Another important aspect of the film is what it has to say about being an immigrant in New York. Many films have explored this in different ways and it wasn’t something Desiree had initially intended to make much of, but producer and longtime collaborator Cecilia Frugiuel persuaded her that it was important. “She read the script and said it was great but she wanted to know the whole world. She said it was important for me to write something inspired by my own family...
Family matters |
“When I came out to my family, none of us had ever met an Iranian gay person that we knew of, I mean absolutely nobody knew of an Iranian gay person who was out. There wasn’t even gossip, it was unspoken completely, so we were all in shock and nobody knew what the future would look like for me. That’s why it’s important to me to be out there as somebody who identifies as bisexual in public. It’s why it’s important to be honest about who I am and who I love. It’s a lot of people’s only exposure.”
Being unusual can, of course, also lead to being exoticised by others, something which happens to Shirin in the film.
“Being Iranian in general is unusual here,” she says. It’s also, from a studio’s perspective, another issue to complicate the story, but dealing with only one such issue per film means that people whose life experiences are more complicated risk never seeing themselves reflected onscreen at all.
Time for a change |
“Let’s face it, no-one is ever gonna cast me in a movie,” she says. “No-one would tell the kind of stories I care about. If you’re out of the norm you have to tell the story yourself. You have to be the person to do that. When we were preparing for this we approached lots of funders and they all turned us down. They said, You have too many issues here, you’re pushing too much into one film.”
It’ll be easier next time, she’s pretty sure, thanks to the success of this film. She’s a bit overwhelmed by all the support she’s received from audiences, which she didn’t really expect.
“I believe in what I have to say because no-one else does,” she says. “But that way I get to say things that are unique. I think the best films are the ones that talk about things we’ve never heard about. It’s like I have this superpower because I can write completely original material and even if it’s original because people are racist and homophobic it’s still mine. It’s exciting because I can tell stories no-one told before about being bisexual, being Iranian and having my sense of humour. I think that’s what matters in film, that’s what you have to do, to be honest and tell your own stories.”
Learning to enjoy the ride |
One more thing she’s honest about, through the film, is her failure at a previous job, teaching classes to kids.
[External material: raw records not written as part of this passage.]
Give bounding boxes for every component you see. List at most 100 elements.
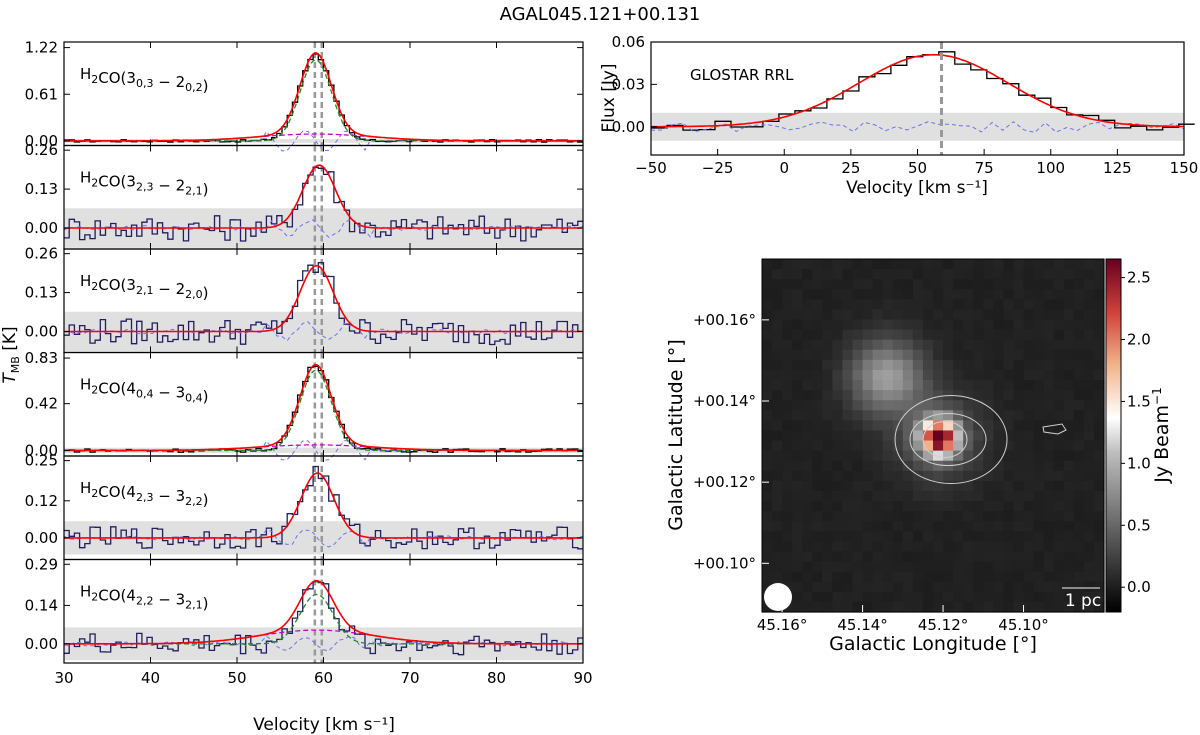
map-pixel — [882, 400, 894, 411]
map-pixel — [902, 521, 914, 532]
map-pixel — [842, 339, 854, 351]
map-pixel — [802, 390, 813, 401]
map-pixel — [963, 339, 974, 351]
map-pixel — [1043, 289, 1055, 300]
map-pixel — [1023, 339, 1035, 351]
map-pixel — [842, 460, 854, 472]
map-pixel — [953, 430, 964, 442]
map-pixel — [912, 369, 924, 381]
map-pixel — [802, 380, 813, 391]
map-pixel — [912, 349, 924, 361]
map-pixel — [902, 581, 914, 593]
map-pixel — [922, 541, 934, 553]
map-pixel — [1013, 521, 1025, 532]
map-pixel — [882, 390, 894, 401]
map-pixel — [852, 329, 864, 341]
map-pixel — [933, 390, 944, 401]
map-pixel — [1073, 541, 1085, 553]
map-pixel — [862, 470, 874, 482]
x-tick-label: 50 — [908, 159, 927, 177]
map-pixel — [973, 551, 984, 563]
map-pixel — [762, 571, 773, 583]
map-pixel — [842, 329, 854, 341]
map-pixel — [762, 410, 773, 421]
map-pixel — [922, 299, 934, 311]
map-pixel — [1023, 571, 1035, 583]
label-part: ) — [203, 491, 209, 509]
map-pixel — [872, 400, 884, 411]
map-pixel — [822, 571, 834, 583]
map-pixel — [943, 430, 954, 442]
map-pixel — [832, 571, 844, 583]
map-pixel — [772, 440, 783, 452]
map-pixel — [782, 329, 793, 341]
map-pixel — [812, 480, 823, 492]
map-pixel — [822, 349, 834, 361]
x-tick-label: 40 — [141, 669, 160, 687]
map-pixel — [862, 460, 874, 472]
map-pixel — [882, 339, 894, 351]
map-pixel — [1093, 289, 1105, 300]
map-pixel — [842, 551, 854, 563]
map-x-axis-title: Galactic Longitude [°] — [829, 633, 1037, 655]
map-pixel — [922, 581, 934, 593]
x-tick-label: −25 — [702, 159, 734, 177]
map-pixel — [862, 581, 874, 593]
map-pixel — [1023, 601, 1035, 613]
residual-curve — [63, 321, 584, 342]
map-pixel — [1033, 470, 1045, 482]
label-part: 2,1 — [136, 284, 154, 297]
map-pixel — [1063, 541, 1075, 553]
map-pixel — [1073, 460, 1085, 472]
map-pixel — [762, 309, 773, 321]
map-pixel — [1053, 521, 1065, 532]
map-pixel — [922, 521, 934, 532]
label-part: H — [80, 583, 91, 601]
map-pixel — [943, 349, 954, 361]
map-pixel — [892, 279, 904, 290]
map-pixel — [1023, 460, 1035, 472]
map-pixel — [922, 460, 934, 472]
map-pixel — [983, 400, 994, 411]
map-pixel — [1063, 460, 1075, 472]
map-pixel — [922, 339, 934, 351]
map-pixel — [892, 601, 904, 613]
map-pixel — [1063, 259, 1075, 270]
map-pixel — [862, 309, 874, 321]
map-pixel — [902, 460, 914, 472]
map-pixel — [822, 359, 834, 371]
observed-spectrum — [64, 53, 583, 143]
transition-label: H2CO(42,2 − 32,1) — [80, 583, 208, 613]
map-pixel — [912, 380, 924, 391]
map-pixel — [902, 450, 914, 462]
map-pixel — [993, 390, 1005, 401]
map-pixel — [1053, 591, 1065, 603]
map-pixel — [983, 450, 994, 462]
map-pixel — [772, 420, 783, 432]
map-pixel — [943, 369, 954, 381]
map-pixel — [1063, 279, 1075, 290]
map-pixel — [812, 511, 823, 522]
map-pixel — [892, 289, 904, 300]
map-pixel — [933, 521, 944, 532]
map-pixel — [842, 259, 854, 270]
map-pixel — [953, 521, 964, 532]
map-pixel — [842, 531, 854, 542]
continuum-map-panel: 1 pc 45.16° 45.14° 45.12° 45.10° +00.10° +00.1… — [665, 258, 1173, 655]
map-pixel — [973, 591, 984, 603]
map-pixel — [933, 259, 944, 270]
map-pixel — [902, 309, 914, 321]
map-pixel — [842, 581, 854, 593]
map-pixel — [882, 470, 894, 482]
map-pixel — [922, 601, 934, 613]
y-tick-label: +00.12° — [693, 473, 756, 491]
map-pixel — [943, 299, 954, 311]
map-pixel — [912, 480, 924, 492]
map-pixel — [902, 369, 914, 381]
map-pixel — [812, 430, 823, 442]
map-pixel — [953, 551, 964, 563]
map-pixel — [762, 581, 773, 593]
map-pixel — [1093, 561, 1105, 573]
map-pixel — [782, 390, 793, 401]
“I’m a bad teacher,” she declares. Those scenes are really drawing on the way that I felt with kids and it’s pretty funny. It was an endless purse of comedy but at the same time I felt genuinely frustrated because I wanted to be a good teacher and I wanted to do a good job but I just found myself failing at it. I often seemed to find myself not fitting in.” This, too, applies to Shirin, and is perhaps part of why she won’t find salvation through the kind of conventional happy ending she’s hoping for.
“I do think that in the end she comes to terms with it and accepts herself,” says Desiree. “It’s about being inappropriate and being okay with that.”